On March 11, the day before Major League Baseball shut down due to the coronavirus pandemic, the Cardinals were in Port St. Lucie, Fla., for an exhibition game against the Mets. Brebbia felt a pull in his elbow on his final three pitches: fastball, slider, slider. It wasn’t the excruciating pain that he thought came with ligament damage, so he exited and went home. But with the feeling still lingering the next morning, Brebbia met with Cardinals trainers.
As the Cards sorted out initial plans for their players and staff during the shutdown, Brebbia was undergoing an MRI, which revealed that he had torn his ulnar collateral ligament.
Instead of immediately undergoing surgery, Brebbia opted for a platelet-rich injection (PRP) the next week and was shut down from throwing for six weeks. As baseball’s shutdown endured, Brebbia began throwing again, but when he began ramping up the length of his long tosses and intensity of his effort, the pain re-emerged.
“I don’t know exactly how the doctors would describe what happened from the time of the injection to when I started throwing again, but I felt like it was awfully close to working,” Brebbia said. “But as I got further back and started to ramp up, there was pain and discomfort that creeped its way into the elbow until it got to the point I wasn’t throwing 100%. That was when we decided, ‘OK, let’s do the surgery.’”
Brebbia turned 30 years old two days before the operation that he underwent on June 1 -- not June 8, as previously believed -- in St. Louis with Cardinals team doctor George Paletta. Brebbia will miss all of the shortened 2020 season, as standard recovery from the surgery is one year. Because he’s a reliever, there’s a chance he could return in less than a year. Brebbia will spend the season on the injured list, and he will not count against the Cardinals’ 60-person limit for the roster as baseball gets underway on July 23 or July 24.
Brebbia waited before undergoing surgery to see if there was a chance he could pitch this year with the PRP injection.
“My return-to-play schedule doesn’t change whether I get the surgery at the end of March or June 1, like I did,” Brebbia said. “Either way, I would be ready to pitch for the 2021 season. Since we had a buffer, a chunk of time, we used that buffer to try the injection. Since it didn’t work, I’m mentally scrapping the competitive 2020 season and focusing on next year.”
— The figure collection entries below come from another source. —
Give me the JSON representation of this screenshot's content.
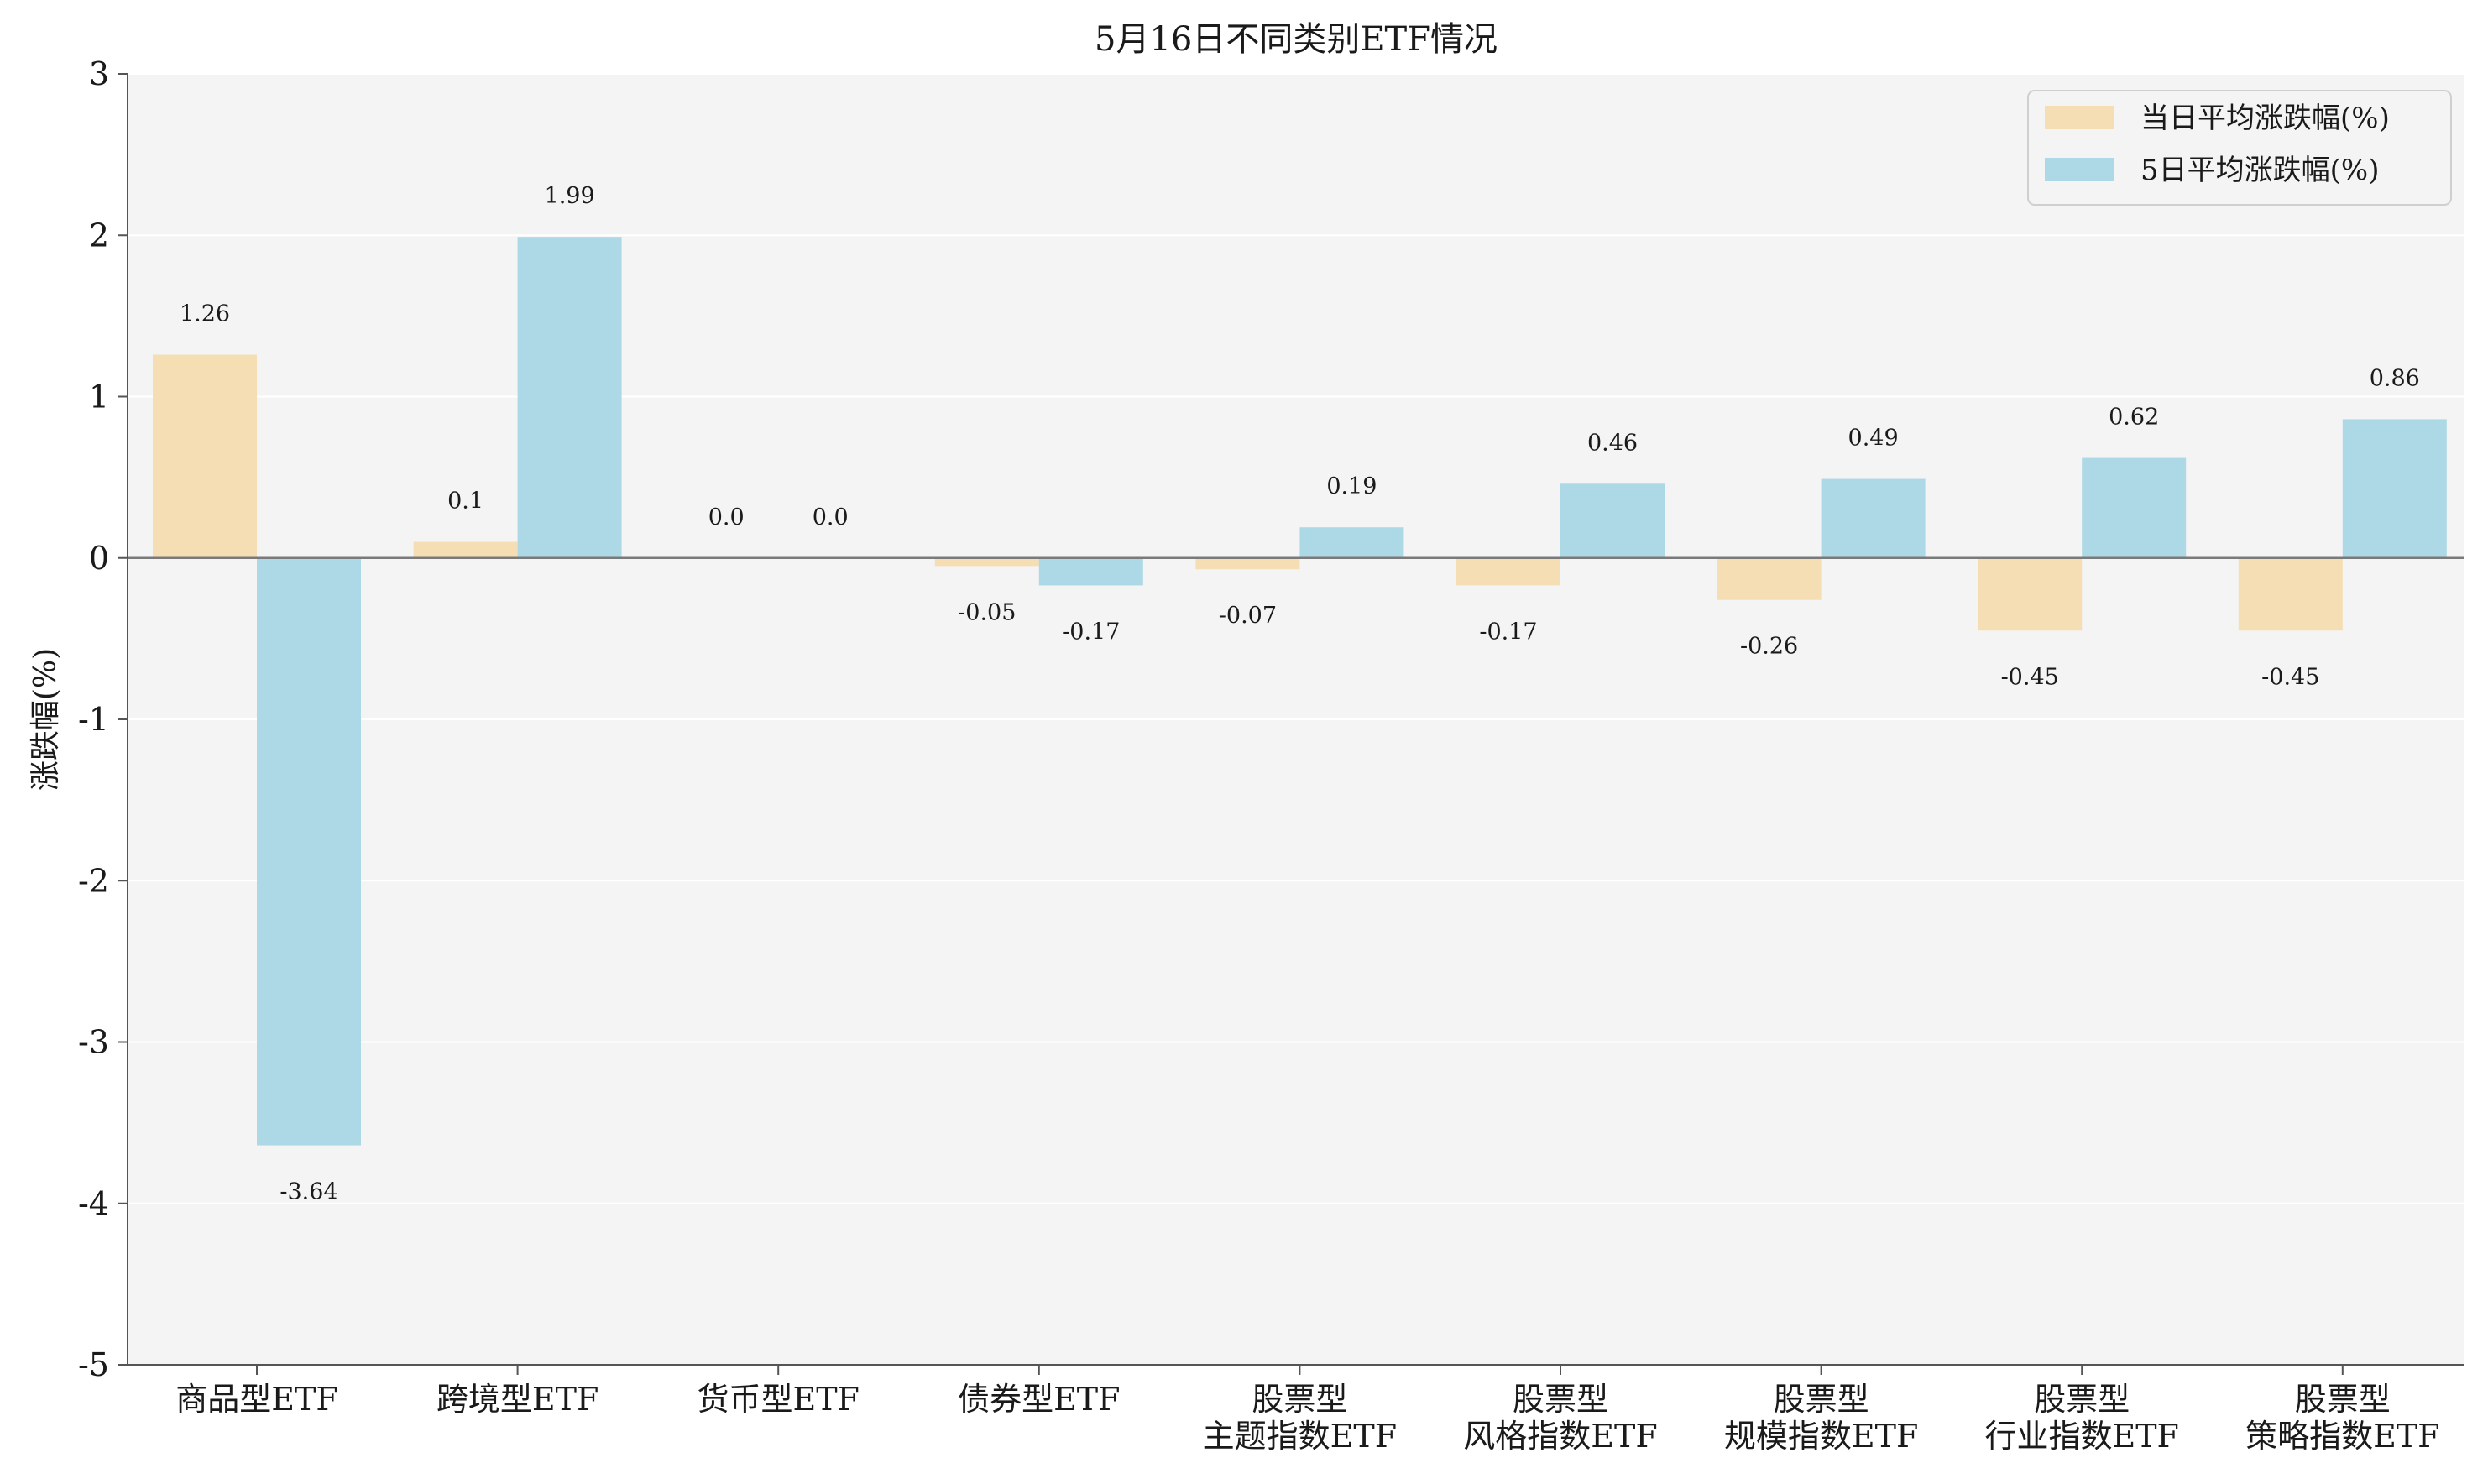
{
  "chart_data": {
    "type": "bar",
    "title": "5月16日不同类别ETF情况",
    "xlabel": "",
    "ylabel": "涨跌幅(%)",
    "ylim": [
      -5,
      3
    ],
    "yticks": [
      "-5",
      "-4",
      "-3",
      "-2",
      "-1",
      "0",
      "1",
      "2",
      "3"
    ],
    "grid": true,
    "legend_position": "top-right",
    "categories": [
      [
        "商品型ETF"
      ],
      [
        "跨境型ETF"
      ],
      [
        "货币型ETF"
      ],
      [
        "债券型ETF"
      ],
      [
        "股票型",
        "主题指数ETF"
      ],
      [
        "股票型",
        "风格指数ETF"
      ],
      [
        "股票型",
        "规模指数ETF"
      ],
      [
        "股票型",
        "行业指数ETF"
      ],
      [
        "股票型",
        "策略指数ETF"
      ]
    ],
    "series": [
      {
        "name": "当日平均涨跌幅(%)",
        "color": "#f5deb3",
        "values": [
          1.26,
          0.1,
          0.0,
          -0.05,
          -0.07,
          -0.17,
          -0.26,
          -0.45,
          -0.45
        ],
        "labels": [
          "1.26",
          "0.1",
          "0.0",
          "-0.05",
          "-0.07",
          "-0.17",
          "-0.26",
          "-0.45",
          "-0.45"
        ]
      },
      {
        "name": "5日平均涨跌幅(%)",
        "color": "#add8e6",
        "values": [
          -3.64,
          1.99,
          0.0,
          -0.17,
          0.19,
          0.46,
          0.49,
          0.62,
          0.86
        ],
        "labels": [
          "-3.64",
          "1.99",
          "0.0",
          "-0.17",
          "0.19",
          "0.46",
          "0.49",
          "0.62",
          "0.86"
        ]
      }
    ]
  }
}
Brebbia had a 3.59 ERA in 66 games in 2019 and struck out 87 across 72 2/3 innings. One of the candidates to close this year, Brebbia spent the past two seasons in the Cards' bullpen and he emerged as a setup reliever for the division-winning club toward the end of '19.
His 3.22 strikeout-to-walk ratio and fastball/slider combo made him an appealing candidate to handle the ninth inning as closer Jordan Hicks recovered from the Tommy John surgery that he underwent last June. In 161 games over three seasons with the Cardinals, Brebbia has a 3.14 ERA.
If Brebbia weren't the standard closer, he would have at least been a part of the closer-by-committee group this season, a handful of relievers that Cards manager Mike Shildt would deploy based on matchups and game circumstances.
There’s a chance that Hicks will be available to close as the delayed season unfolds. The Cardinals still have the pitching depth to fill that role, too, with relievers Ryan Helsley, Giovanny Gallegos, John Gant, Andrew Miller and others who are capable.
Brebbia will stay in Florida for rehab this season, as he also seeks silver linings to his situation. His son, Henry, will turn 1 year old on Tuesday -- one day before players report to camp and two days before official workouts. So, Brebbia will be focusing on Henry’s party instead of getting ready for a workout in St. Louis.
“When the Cardinals play their first game and I’ve got it turned on the TV instead of watching it live, that will hit home a little bit,” Brebbia said. “No one ever wants to get hurt, and for it to happen this year, with everything else going on, it adds to the complexity.
“I’ve certainly been a little bit, probably beneficially, distracted from the injection and the surgery because of the coronavirus and how it’s affecting everything. With everything going on, it’s been distracting enough to where me getting Tommy John surgery feels like such an unimportant thing. But I’m pretty sure by the time the first game rolls around, I’ll be itching to get back out there.”